Quand même un regret, l'histoire ne nous apprend pas grand chose. Je veux dire dans notre compréhension de notre époque. L'humanité aujourd'hui est confrontée à sa troisième grande mutation, ne devrions-on nous pas être curieux de savoir comment les deux précédentes se sont déroulées? Quand je parle de mutation, je parle de ces inventions qui bouleversent nos facultés cognitives, qui véritablement transformant notre façon de penser font que nous créons un nouveau monde.
L'alphabet
Revenons à notre alphabet, invention incroyable et dont l'ordre, l'ordre alphabétique, est quasi immuable depuis cette lointaine époque. Quasi une évidence, qui s'insurgerait contre celui qui l'a inventé? Mais voilà, alerte!! L'écriture se répand et c'est la mémoire et le savoir qui sont menacés. A la Une de votre quotidien? Non simplement le dialogue célèbre écrit (heureusement) par Platon il y a 24 siècles entre le jeune Phèdre et Socrate. Socrate d'y exprimer sa grande inquiétude sur les inconvénients et les dangers de l'écriture qui ne peut que nous faire tendre vers l'extinction de la mémoire, sur la fin de la transmission du savoir car il devient possible alors d'apprendre sans maître. Socrate déplorant violemment la défiguration de la connaissance et de la culture au contact de l'écriture, l'écriture comme la peinture est l'expression de la pensée morte. Seule l'oralité est source de la pensée féconde.
Pourtant cet alphabet qui donna une écriture simple est née dans la région où Moïse écrivit ce qui devint le meilleur best-seller de tous les temps, bible et papyrus n'ont-ils pas la même étymologie? Cette écriture devint le témoin objectif des pensées de Dieu pour les hommes, les rouleaux de la loi, et quelques siècles plus tard ce fut explicitement dit dans l'Évangile selon Marc: Le ciel et la terre passeront, mais mes paroles ne passeront point. Sans écriture, les religions du livre seraient-elles toujours présentes?
Pourtant cet alphabet permit, avec le code d'Hammurabi, de créer ce qui deviendra le droit.
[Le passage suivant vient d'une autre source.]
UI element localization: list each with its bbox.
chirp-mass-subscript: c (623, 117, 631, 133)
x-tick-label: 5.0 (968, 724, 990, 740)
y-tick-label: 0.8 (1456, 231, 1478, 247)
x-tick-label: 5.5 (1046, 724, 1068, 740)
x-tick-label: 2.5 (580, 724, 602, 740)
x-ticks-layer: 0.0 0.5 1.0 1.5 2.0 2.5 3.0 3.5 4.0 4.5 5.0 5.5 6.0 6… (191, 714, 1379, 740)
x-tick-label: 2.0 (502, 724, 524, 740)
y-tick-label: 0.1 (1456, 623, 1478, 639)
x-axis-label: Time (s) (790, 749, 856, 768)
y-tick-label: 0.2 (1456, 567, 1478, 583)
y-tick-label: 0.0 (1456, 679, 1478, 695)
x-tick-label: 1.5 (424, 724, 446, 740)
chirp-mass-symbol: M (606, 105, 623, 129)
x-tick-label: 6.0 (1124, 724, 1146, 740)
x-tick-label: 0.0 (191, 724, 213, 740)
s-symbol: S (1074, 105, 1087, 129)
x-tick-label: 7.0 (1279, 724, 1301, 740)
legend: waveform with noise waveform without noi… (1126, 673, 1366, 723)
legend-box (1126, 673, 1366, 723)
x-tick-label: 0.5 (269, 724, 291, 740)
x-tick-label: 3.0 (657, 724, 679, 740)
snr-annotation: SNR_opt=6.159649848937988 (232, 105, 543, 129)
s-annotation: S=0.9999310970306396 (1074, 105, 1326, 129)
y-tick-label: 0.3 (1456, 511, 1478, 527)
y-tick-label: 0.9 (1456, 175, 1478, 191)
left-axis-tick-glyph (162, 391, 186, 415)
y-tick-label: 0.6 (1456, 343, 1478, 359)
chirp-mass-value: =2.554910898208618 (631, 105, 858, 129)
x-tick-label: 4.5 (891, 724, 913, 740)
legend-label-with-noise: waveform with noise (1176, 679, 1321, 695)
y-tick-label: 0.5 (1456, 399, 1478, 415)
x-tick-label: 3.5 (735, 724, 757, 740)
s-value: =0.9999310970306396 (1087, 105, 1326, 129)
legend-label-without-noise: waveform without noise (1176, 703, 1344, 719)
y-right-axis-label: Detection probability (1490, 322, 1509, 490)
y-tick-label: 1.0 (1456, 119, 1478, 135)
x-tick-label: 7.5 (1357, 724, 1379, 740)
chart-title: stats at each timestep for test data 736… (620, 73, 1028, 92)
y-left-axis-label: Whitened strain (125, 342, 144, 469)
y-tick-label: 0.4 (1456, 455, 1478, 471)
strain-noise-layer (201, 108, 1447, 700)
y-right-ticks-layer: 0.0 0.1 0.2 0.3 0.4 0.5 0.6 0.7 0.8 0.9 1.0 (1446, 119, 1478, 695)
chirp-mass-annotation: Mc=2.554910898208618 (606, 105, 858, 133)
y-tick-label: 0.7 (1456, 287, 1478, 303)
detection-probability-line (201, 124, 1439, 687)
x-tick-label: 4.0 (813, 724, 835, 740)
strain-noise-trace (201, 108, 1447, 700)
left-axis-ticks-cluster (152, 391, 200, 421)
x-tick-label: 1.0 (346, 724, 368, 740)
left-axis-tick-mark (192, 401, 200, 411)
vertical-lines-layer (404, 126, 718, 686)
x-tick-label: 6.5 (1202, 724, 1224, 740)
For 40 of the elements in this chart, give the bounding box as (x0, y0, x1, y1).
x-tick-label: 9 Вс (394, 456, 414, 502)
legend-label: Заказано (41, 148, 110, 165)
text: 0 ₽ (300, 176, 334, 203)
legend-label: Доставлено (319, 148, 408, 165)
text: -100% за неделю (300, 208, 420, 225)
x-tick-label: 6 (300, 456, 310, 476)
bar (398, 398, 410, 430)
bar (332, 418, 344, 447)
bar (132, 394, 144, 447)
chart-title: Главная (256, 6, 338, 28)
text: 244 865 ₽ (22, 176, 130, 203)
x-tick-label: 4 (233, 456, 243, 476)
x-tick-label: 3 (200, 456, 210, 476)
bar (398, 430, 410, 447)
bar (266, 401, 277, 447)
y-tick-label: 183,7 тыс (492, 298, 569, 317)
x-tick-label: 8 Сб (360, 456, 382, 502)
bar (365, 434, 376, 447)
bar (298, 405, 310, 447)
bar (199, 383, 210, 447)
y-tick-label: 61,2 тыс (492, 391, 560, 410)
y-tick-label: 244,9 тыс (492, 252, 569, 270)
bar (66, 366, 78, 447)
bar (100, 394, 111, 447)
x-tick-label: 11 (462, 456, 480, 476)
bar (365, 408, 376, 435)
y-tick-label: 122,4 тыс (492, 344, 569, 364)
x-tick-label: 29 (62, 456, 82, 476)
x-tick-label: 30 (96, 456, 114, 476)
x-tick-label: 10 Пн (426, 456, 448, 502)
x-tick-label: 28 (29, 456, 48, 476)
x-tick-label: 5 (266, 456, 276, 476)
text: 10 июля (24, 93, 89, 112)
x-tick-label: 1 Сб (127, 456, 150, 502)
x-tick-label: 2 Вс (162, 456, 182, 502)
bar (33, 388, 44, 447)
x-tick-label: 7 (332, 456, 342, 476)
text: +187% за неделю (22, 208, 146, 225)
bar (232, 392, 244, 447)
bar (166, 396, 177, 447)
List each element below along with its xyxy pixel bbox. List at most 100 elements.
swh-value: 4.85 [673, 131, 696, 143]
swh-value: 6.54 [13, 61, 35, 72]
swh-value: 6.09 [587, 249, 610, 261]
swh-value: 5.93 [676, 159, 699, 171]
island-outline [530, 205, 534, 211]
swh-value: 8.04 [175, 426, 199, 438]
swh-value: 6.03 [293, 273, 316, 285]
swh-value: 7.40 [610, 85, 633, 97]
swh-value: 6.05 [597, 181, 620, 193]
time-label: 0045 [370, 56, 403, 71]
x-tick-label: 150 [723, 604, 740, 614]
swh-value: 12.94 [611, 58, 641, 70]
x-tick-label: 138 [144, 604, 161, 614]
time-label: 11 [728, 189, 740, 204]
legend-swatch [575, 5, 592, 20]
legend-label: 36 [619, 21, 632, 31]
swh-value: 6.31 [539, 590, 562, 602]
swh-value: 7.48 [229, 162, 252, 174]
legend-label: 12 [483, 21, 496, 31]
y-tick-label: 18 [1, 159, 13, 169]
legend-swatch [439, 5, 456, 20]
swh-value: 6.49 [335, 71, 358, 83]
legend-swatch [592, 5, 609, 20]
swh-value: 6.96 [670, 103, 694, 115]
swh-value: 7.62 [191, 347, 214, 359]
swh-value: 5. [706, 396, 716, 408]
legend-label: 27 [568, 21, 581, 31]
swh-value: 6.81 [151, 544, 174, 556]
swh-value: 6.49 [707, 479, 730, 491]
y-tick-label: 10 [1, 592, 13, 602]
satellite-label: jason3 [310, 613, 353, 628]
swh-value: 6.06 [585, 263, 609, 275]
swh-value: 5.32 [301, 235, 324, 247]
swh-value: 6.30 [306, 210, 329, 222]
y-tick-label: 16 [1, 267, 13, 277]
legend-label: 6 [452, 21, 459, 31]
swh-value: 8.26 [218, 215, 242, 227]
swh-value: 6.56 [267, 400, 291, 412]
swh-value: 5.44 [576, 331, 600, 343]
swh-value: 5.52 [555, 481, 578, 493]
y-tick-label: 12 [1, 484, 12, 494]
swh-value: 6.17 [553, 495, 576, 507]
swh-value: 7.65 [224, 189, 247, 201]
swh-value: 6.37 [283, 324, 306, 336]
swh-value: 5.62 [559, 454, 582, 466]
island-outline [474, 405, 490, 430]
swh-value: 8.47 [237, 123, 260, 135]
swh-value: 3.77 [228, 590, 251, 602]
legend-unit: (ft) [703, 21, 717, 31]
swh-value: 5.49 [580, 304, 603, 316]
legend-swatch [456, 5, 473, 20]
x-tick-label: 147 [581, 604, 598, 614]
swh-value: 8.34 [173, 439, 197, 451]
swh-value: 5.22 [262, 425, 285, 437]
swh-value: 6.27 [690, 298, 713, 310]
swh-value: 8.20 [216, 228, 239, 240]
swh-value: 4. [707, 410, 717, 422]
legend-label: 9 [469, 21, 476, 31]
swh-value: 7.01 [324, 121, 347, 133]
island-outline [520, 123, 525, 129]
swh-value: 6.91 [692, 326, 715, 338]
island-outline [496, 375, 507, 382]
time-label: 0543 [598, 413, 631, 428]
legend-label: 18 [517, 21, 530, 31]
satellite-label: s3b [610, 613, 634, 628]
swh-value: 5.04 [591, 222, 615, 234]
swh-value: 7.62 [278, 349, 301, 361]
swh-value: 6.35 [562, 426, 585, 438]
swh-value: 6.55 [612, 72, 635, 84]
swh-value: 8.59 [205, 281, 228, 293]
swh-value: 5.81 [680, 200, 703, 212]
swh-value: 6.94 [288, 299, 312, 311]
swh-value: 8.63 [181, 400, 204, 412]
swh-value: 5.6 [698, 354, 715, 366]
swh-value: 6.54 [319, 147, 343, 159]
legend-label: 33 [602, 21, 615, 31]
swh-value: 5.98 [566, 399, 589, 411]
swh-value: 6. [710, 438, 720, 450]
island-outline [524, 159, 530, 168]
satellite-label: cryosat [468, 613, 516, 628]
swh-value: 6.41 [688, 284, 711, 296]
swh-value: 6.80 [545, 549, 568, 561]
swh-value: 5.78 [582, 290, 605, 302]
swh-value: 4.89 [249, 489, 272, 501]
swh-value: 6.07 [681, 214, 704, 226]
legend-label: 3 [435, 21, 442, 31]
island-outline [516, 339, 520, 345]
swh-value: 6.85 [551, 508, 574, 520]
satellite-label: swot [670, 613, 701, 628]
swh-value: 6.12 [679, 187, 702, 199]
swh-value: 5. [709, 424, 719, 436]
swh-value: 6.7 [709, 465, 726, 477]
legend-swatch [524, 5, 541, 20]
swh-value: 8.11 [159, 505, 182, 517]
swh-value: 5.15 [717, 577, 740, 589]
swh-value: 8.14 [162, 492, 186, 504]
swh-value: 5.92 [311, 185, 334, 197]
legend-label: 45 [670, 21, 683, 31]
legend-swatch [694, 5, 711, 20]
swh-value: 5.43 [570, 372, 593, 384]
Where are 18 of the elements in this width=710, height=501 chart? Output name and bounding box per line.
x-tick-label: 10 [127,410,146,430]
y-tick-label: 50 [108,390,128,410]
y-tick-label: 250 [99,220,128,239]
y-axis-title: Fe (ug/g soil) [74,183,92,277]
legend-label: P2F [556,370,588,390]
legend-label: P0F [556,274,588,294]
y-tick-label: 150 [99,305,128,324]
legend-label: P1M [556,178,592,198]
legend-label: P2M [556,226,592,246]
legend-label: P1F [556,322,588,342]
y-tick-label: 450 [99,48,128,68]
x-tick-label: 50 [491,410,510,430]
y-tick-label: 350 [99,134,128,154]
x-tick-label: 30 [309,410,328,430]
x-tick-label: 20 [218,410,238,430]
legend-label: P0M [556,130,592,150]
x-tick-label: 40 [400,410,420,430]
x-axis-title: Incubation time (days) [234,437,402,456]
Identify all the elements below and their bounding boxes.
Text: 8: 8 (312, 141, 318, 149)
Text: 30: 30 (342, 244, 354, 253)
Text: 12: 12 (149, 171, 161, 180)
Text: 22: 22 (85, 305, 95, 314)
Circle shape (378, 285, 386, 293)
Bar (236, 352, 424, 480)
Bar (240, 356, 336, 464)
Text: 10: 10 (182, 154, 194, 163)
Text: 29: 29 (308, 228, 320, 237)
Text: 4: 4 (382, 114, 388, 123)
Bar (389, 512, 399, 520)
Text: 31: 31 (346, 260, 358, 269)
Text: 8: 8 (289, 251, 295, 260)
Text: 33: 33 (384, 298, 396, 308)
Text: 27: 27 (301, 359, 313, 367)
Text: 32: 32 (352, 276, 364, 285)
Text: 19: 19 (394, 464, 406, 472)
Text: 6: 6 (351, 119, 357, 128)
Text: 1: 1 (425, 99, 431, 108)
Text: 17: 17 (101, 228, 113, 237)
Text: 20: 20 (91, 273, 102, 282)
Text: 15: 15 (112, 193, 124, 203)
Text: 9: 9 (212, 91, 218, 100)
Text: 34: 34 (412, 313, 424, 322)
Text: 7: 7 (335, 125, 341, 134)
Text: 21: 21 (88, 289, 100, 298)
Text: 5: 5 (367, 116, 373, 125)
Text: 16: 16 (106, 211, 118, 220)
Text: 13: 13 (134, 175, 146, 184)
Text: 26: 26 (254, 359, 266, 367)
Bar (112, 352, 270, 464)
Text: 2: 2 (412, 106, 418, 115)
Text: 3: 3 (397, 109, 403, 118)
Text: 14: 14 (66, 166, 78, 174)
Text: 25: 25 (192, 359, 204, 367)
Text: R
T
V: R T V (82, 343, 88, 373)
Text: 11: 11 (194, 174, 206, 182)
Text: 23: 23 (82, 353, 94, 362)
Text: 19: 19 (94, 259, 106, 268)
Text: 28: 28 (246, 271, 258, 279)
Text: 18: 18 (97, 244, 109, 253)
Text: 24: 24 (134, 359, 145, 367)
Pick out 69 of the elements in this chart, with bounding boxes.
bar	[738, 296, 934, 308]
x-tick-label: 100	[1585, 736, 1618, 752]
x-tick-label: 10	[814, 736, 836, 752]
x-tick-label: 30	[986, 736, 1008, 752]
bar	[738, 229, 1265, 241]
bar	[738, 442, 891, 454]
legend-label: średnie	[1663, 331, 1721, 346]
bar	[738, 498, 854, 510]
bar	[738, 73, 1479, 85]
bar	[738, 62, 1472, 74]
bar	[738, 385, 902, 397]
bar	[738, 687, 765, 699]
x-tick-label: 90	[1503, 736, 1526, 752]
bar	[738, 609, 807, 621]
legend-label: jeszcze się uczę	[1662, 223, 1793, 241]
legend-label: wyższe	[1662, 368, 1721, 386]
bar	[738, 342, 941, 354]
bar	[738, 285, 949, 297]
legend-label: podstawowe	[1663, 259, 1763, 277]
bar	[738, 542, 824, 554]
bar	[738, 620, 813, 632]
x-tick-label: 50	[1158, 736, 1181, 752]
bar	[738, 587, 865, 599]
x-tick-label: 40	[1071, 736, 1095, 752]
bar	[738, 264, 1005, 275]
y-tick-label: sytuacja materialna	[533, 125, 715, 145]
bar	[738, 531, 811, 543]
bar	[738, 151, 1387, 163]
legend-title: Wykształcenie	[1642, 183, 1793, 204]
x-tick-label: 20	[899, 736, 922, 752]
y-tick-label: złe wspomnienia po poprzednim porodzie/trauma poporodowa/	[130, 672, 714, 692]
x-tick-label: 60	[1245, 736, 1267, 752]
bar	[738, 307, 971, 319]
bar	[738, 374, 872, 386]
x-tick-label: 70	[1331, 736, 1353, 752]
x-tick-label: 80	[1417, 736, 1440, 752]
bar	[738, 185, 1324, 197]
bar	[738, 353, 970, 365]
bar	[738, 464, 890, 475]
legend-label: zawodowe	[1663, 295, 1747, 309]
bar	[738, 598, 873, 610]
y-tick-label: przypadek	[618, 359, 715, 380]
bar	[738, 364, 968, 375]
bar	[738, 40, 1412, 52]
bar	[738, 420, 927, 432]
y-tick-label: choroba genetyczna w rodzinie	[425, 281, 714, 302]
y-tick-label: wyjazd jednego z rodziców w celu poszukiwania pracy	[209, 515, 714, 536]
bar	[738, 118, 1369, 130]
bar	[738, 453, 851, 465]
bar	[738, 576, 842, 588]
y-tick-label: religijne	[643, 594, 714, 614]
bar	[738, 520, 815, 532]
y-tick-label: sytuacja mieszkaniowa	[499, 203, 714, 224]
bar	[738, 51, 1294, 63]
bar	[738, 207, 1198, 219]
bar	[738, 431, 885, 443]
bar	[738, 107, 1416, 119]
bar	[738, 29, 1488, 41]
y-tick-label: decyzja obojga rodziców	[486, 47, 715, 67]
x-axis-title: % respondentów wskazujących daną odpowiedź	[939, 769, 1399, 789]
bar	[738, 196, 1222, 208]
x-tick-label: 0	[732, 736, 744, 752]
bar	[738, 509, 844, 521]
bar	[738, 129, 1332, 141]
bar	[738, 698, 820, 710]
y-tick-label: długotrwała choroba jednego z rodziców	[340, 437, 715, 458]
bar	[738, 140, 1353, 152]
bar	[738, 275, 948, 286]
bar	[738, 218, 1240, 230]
Ce long texte vieux de 3700 ans comprenant un ensemble de décisions de justice où il est affirmé par exemple que le fort n'opprime pas le faible définit les règles de la vie courante. Le droit devenant stable, la vie dans la citée pouvait s'organiser et les villes se développer.
Pourtant cet alphabet autorisa, peut-être en est-il même la conséquence, l'apparition de la monnaie, du moins l'apparition de l'usage des systèmes consistant à représenter la valeur commune, l'équivalent général. Il autorisa aussi la démonstration géométrique avec les fameuses écoles de Pythagore puis celles d'Euclide et d'Archimède.
Pourtant cet alphabet engendra l'école dès l'antiquité en Grèce puisqu'il fallut bien éduquer à cette nouvelle technique, lire et compter et ne pas s'appuyer uniquement sur la seule tradition. Nombreux sont les Athéniens à savoir lire, la maîtrise de la lecture devenant indispensable à l'exercice des procédures démocratiques et il semble même acquis qu'à Pompéi toutes les couches de la population savaient lire.
L'art de la répétition, probablement nous y sommes tous sensibles. Socrate fut rétif à l'alphabet grec et pronostiqua que la mémoire devenue inutile mourra et la civilisation avec, car Socrate fut élevé dans le monde de la transmission orale du savoir par le dialogue. Platon adopta l'écrit mais Aristote, élève de Platon n'utilisera que ce mode de transmission. Socrate né 50 ans plus tard, aurait-il exprimé le même pamphlet, la même charge contre l'écriture?
L'imprimerie
Si dans la nuit des temps l'invention de l'écriture se perd, en fait le résultat d'une longue évolution, le nom de Johannes Gutenberg est largement connu de tous. Ce novateur modifiant profondément la diffusion des textes et du savoir, son invention devient un événement majeur de la Renaissance. Entre 1452 et 1455 la fameuse bible sera éditée à 180 exemplaires, 3 ans c'est le temps nécessaire à un moine copiste d'en produire une seule!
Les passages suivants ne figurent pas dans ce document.